Self-Supervised Video Representation Learning in a Heuristic Decoupled Perspective
Zeen Song, Wenwen Qiang, Changwen Zheng, Hui Xiong, Gang Hua
TL;DR
The paper addresses the gap in video self-supervised learning where current V-CL methods fail to jointly capture static (appearance/background) and dynamic (motion) semantics due to dataset confounding. It introduces BOD-VCL, a Bi-level Optimization with Decoupling framework that uses a learned Koopman operator $\hat{\mathcal{K}}_\theta$ to decompose video representations into time-invariant and time-variant components, enabling separate optimization of static and dynamic similarities via decoupled losses $\mathcal{L}_A$ and $\mathcal{L}_M$. Theoretical analysis based on SCM and gradient dynamics shows that unified losses tend to collapse onto the easier semantics, and decoupled learning prevents this collapse, yielding richer representations. Empirically, BOD-VCL improves performance across action recognition, detection, and motion-centric datasets, with ablations verifying the effectiveness of bi-level optimization, Koopman-based decomposition, and decoupled losses. This approach offers a principled path to robust, semantics-complete video representations with practical gains on a wide range of downstream tasks.
Abstract
Video contrastive learning (V-CL) has emerged as a popular framework for unsupervised video representation learning, demonstrating strong results in tasks such as action classification and detection. Yet, to harness these benefits, it is critical for the learned representations to fully capture both static and dynamic semantics. However, our experiments show that existing V-CL methods fail to effectively learn either type of feature.
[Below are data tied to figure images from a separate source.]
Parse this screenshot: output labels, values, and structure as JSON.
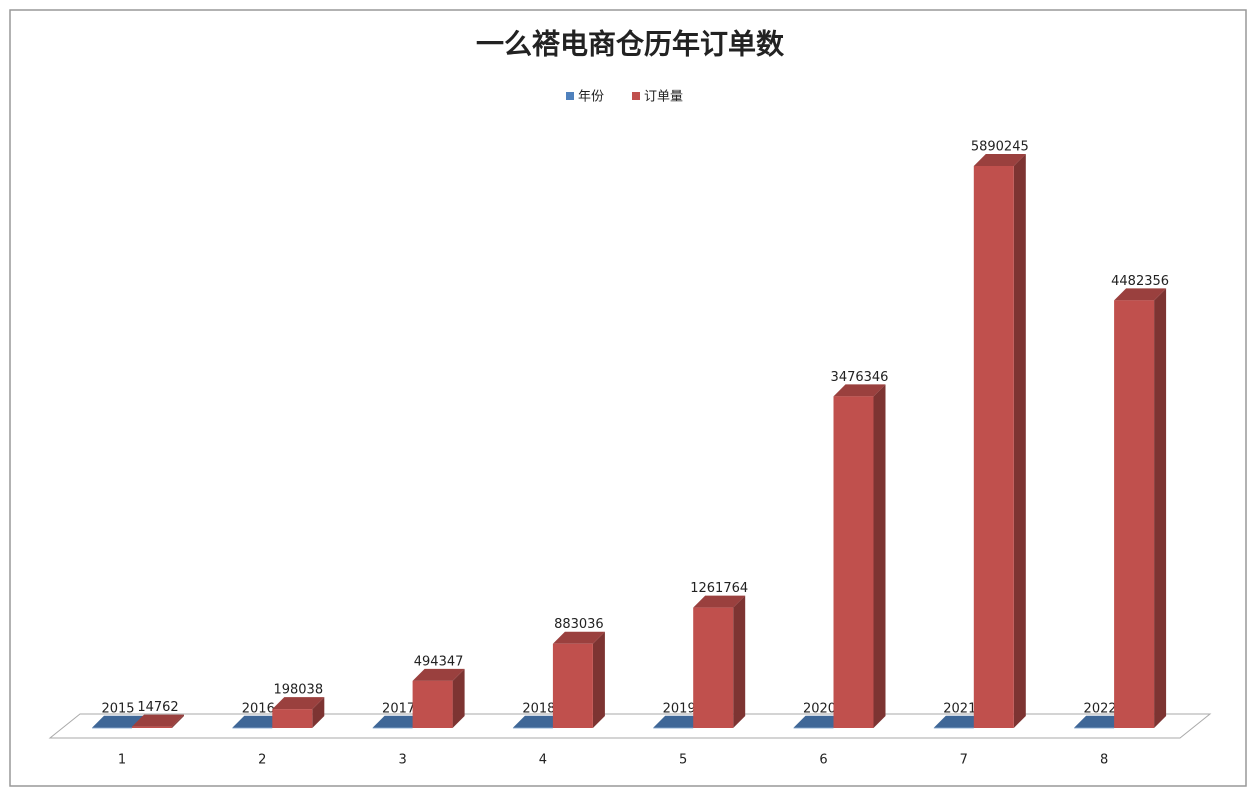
{
  "chart_data": {
    "type": "bar3d",
    "title": "一么褡电商仓历年订单数",
    "categories": [
      "1",
      "2",
      "3",
      "4",
      "5",
      "6",
      "7",
      "8"
    ],
    "series": [
      {
        "name": "年份",
        "color": "#4f81bd",
        "values": [
          2015,
          2016,
          2017,
          2018,
          2019,
          2020,
          2021,
          2022
        ]
      },
      {
        "name": "订单量",
        "color": "#c0504d",
        "values": [
          14762,
          198038,
          494347,
          883036,
          1261764,
          3476346,
          5890245,
          4482356
        ]
      }
    ]
  }
}
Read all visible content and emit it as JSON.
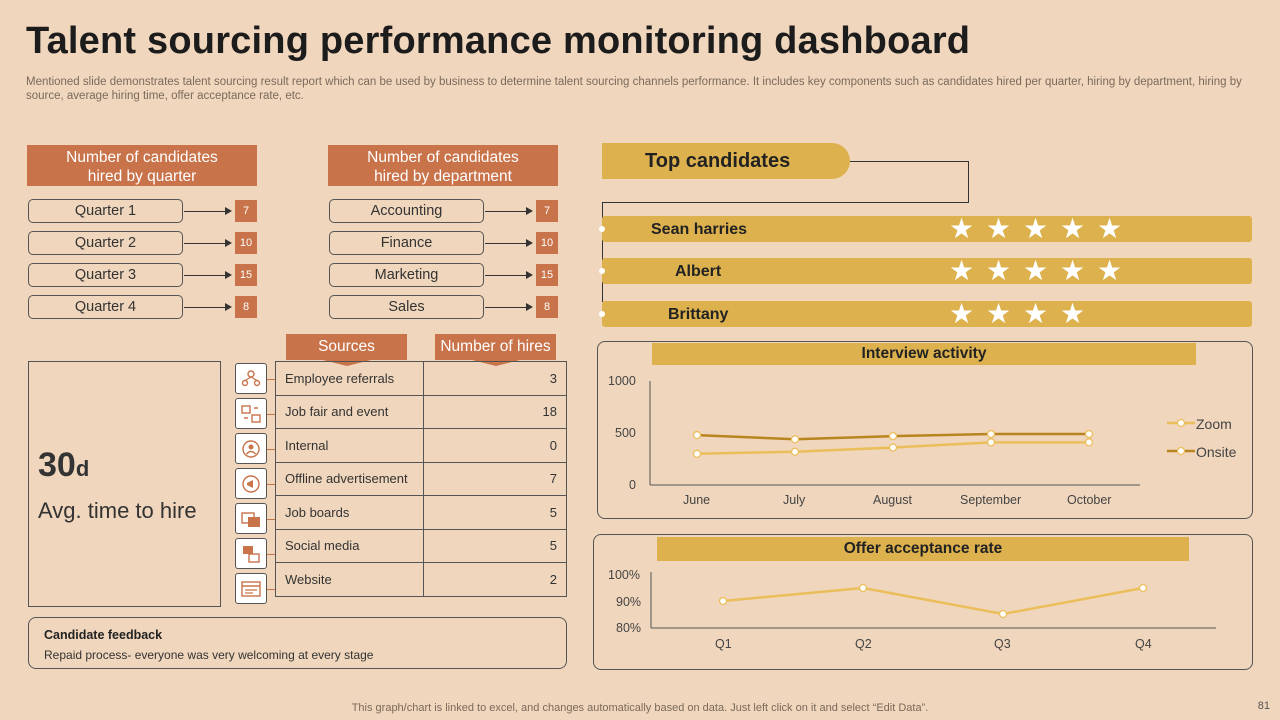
{
  "title": "Talent sourcing performance monitoring dashboard",
  "subtitle": "Mentioned slide demonstrates talent sourcing result report which can be used by business to determine talent sourcing channels performance. It includes key components such as candidates hired per quarter, hiring by department, hiring by source, average hiring time, offer acceptance rate, etc.",
  "by_quarter": {
    "header": "Number of candidates\nhired by quarter",
    "items": [
      {
        "label": "Quarter 1",
        "value": "7"
      },
      {
        "label": "Quarter 2",
        "value": "10"
      },
      {
        "label": "Quarter 3",
        "value": "15"
      },
      {
        "label": "Quarter 4",
        "value": "8"
      }
    ]
  },
  "by_department": {
    "header": "Number of candidates\nhired by department",
    "items": [
      {
        "label": "Accounting",
        "value": "7"
      },
      {
        "label": "Finance",
        "value": "10"
      },
      {
        "label": "Marketing",
        "value": "15"
      },
      {
        "label": "Sales",
        "value": "8"
      }
    ]
  },
  "sources": {
    "col_source": "Sources",
    "col_hires": "Number of hires",
    "rows": [
      {
        "icon": "referral-icon",
        "source": "Employee referrals",
        "hires": "3"
      },
      {
        "icon": "job-fair-icon",
        "source": "Job fair and event",
        "hires": "18"
      },
      {
        "icon": "internal-icon",
        "source": "Internal",
        "hires": "0"
      },
      {
        "icon": "advertisement-icon",
        "source": "Offline advertisement",
        "hires": "7"
      },
      {
        "icon": "job-board-icon",
        "source": "Job boards",
        "hires": "5"
      },
      {
        "icon": "social-media-icon",
        "source": "Social media",
        "hires": "5"
      },
      {
        "icon": "website-icon",
        "source": "Website",
        "hires": "2"
      }
    ]
  },
  "time_to_hire": {
    "value": "30",
    "unit": "d",
    "label": "Avg. time to hire"
  },
  "feedback": {
    "title": "Candidate feedback",
    "text": "Repaid process- everyone was very welcoming at every stage"
  },
  "top_candidates": {
    "title": "Top candidates",
    "items": [
      {
        "name": "Sean harries",
        "stars": 5
      },
      {
        "name": "Albert",
        "stars": 5
      },
      {
        "name": "Brittany",
        "stars": 4
      }
    ]
  },
  "colors": {
    "accent": "#C8734A",
    "gold": "#DDB24E",
    "background": "#F0D6BC",
    "zoom_line": "#EBBE5C",
    "onsite_line": "#B8861E"
  },
  "chart_data": [
    {
      "type": "line",
      "title": "Interview activity",
      "categories": [
        "June",
        "July",
        "August",
        "September",
        "October"
      ],
      "series": [
        {
          "name": "Zoom",
          "values": [
            300,
            320,
            360,
            410,
            410
          ]
        },
        {
          "name": "Onsite",
          "values": [
            480,
            440,
            470,
            490,
            490
          ]
        }
      ],
      "yticks": [
        "1000",
        "500",
        "0"
      ],
      "ylim": [
        0,
        1000
      ],
      "legend": "right"
    },
    {
      "type": "line",
      "title": "Offer acceptance rate",
      "categories": [
        "Q1",
        "Q2",
        "Q3",
        "Q4"
      ],
      "series": [
        {
          "name": "Offer acceptance rate",
          "values": [
            90,
            95,
            85,
            95
          ]
        }
      ],
      "yticks": [
        "100%",
        "90%",
        "80%"
      ],
      "ylim": [
        80,
        100
      ]
    }
  ],
  "footnote": "This graph/chart is linked to excel, and changes automatically based on data. Just left click on it and select “Edit Data”.",
  "page_number": "81"
}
Through a rigorous theoretical analysis based on the Structural Causal Model and gradient update, we find that in a given dataset, certain static semantics consistently co-occur with specific dynamic semantics. This phenomenon creates spurious correlations between static and dynamic semantics in the dataset. However, existing V-CL methods do not differentiate static and dynamic similarities when computing sample similarity. As a result, learning only one type of semantics is sufficient for the model to minimize the contrastive loss. Ultimately, this causes the V-CL pre-training process to prioritize learning the easier-to-learn semantics. To address this limitation, we propose Bi-level Optimization with Decoupling for Video Contrastive Learning. (BOD-VCL). In BOD-VCL, we model videos as linear dynamical systems based on Koopman theory. In this system, all frame-to-frame transitions are represented by a linear Koopman operator. By performing eigen-decomposition on this operator, we can separate time-variant and time-invariant components of semantics, which allows us to explicitly separate the static and dynamic semantics in the video. By modeling static and dynamic similarity separately, both types of semantics can be fully exploited during the V-CL training process. BOD-VCL can be seamlessly integrated into existing V-CL frameworks, and experimental results highlight the significant improvements achieved by our method.